En este clima, el silencio se convierte en estrategia. Mantener la calma a toda costa, aunque debajo de la alfombra se acumulen los cuerpos. Evitar el escándalo, aunque haya viudas exigiendo justicia, niños qué han quedado huérfanos. Administrar el dolor social como si se tratara de una variable económica o un indicador más.

Y mientras tanto, la ciudadanía aprende a sobrevivir sin exigir. A vivir sin protestar. A mirar sin ver. En México, hemos aprendido a enterrar sin ruido. A pasar la página sin entender la historia.
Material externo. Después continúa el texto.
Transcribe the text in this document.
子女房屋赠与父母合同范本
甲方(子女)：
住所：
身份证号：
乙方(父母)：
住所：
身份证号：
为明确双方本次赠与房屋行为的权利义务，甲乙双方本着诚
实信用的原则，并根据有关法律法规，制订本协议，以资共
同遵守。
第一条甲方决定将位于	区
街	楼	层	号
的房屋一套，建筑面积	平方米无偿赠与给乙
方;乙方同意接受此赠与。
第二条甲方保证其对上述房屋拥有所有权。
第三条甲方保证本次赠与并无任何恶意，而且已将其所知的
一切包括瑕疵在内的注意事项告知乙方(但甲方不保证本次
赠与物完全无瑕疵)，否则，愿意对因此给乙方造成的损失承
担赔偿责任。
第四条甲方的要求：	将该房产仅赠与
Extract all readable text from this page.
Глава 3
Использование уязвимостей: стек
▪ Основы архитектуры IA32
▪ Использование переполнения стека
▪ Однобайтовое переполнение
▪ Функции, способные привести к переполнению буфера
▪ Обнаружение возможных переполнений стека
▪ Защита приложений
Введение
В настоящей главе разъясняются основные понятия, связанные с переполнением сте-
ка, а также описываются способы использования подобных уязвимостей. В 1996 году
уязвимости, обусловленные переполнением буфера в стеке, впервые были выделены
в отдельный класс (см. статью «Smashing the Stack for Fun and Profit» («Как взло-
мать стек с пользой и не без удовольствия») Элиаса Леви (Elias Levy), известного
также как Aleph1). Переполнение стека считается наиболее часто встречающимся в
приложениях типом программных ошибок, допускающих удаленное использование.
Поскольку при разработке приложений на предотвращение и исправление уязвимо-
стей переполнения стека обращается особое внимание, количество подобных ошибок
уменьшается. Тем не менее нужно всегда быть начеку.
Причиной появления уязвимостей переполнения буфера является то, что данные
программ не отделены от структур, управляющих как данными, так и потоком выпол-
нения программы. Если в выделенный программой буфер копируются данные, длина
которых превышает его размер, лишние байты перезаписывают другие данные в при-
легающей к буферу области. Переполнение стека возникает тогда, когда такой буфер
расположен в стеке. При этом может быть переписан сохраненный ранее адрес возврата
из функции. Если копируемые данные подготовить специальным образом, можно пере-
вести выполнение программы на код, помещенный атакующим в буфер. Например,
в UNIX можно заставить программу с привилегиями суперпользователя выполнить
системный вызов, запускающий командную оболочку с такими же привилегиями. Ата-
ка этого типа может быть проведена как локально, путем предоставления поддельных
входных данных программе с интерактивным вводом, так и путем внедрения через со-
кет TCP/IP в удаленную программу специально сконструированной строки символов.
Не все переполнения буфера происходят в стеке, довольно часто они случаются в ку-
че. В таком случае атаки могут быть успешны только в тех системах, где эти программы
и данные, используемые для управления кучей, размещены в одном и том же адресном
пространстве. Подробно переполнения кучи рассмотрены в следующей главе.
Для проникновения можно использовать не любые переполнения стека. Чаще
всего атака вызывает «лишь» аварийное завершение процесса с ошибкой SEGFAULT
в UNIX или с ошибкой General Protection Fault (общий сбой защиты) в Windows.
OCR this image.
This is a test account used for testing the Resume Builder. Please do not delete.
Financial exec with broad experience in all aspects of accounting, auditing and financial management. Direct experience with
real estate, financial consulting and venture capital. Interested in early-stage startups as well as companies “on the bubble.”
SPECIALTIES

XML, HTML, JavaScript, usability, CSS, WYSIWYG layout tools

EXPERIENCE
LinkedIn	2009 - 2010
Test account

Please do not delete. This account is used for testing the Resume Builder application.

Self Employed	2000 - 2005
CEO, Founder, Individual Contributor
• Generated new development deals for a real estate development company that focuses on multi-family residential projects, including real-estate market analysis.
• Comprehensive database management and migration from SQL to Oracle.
A convertir el horror en parte del mobiliario urbano.

No hay conflicto armado declarado, pero hay una guerra que nunca se reconoce. Y eso es quizás lo más peligroso: el país que no se asume en guerra, pero que vive con las consecuencias de una cada día.

No hay misiles, pero hay masacres. No hay tanques, pero hay fosas, no hay declaraciones de guerra, pero hay pactos de silencio. No se atacan fronteras vecinas, pero hay líneas invisibles que nadie se atreve a traspasar.

Y mientras todo esto sucede, todos callamos y el estado voltea para otro lado. La inacción no es neutralidad. Es complicidad con otro nombre.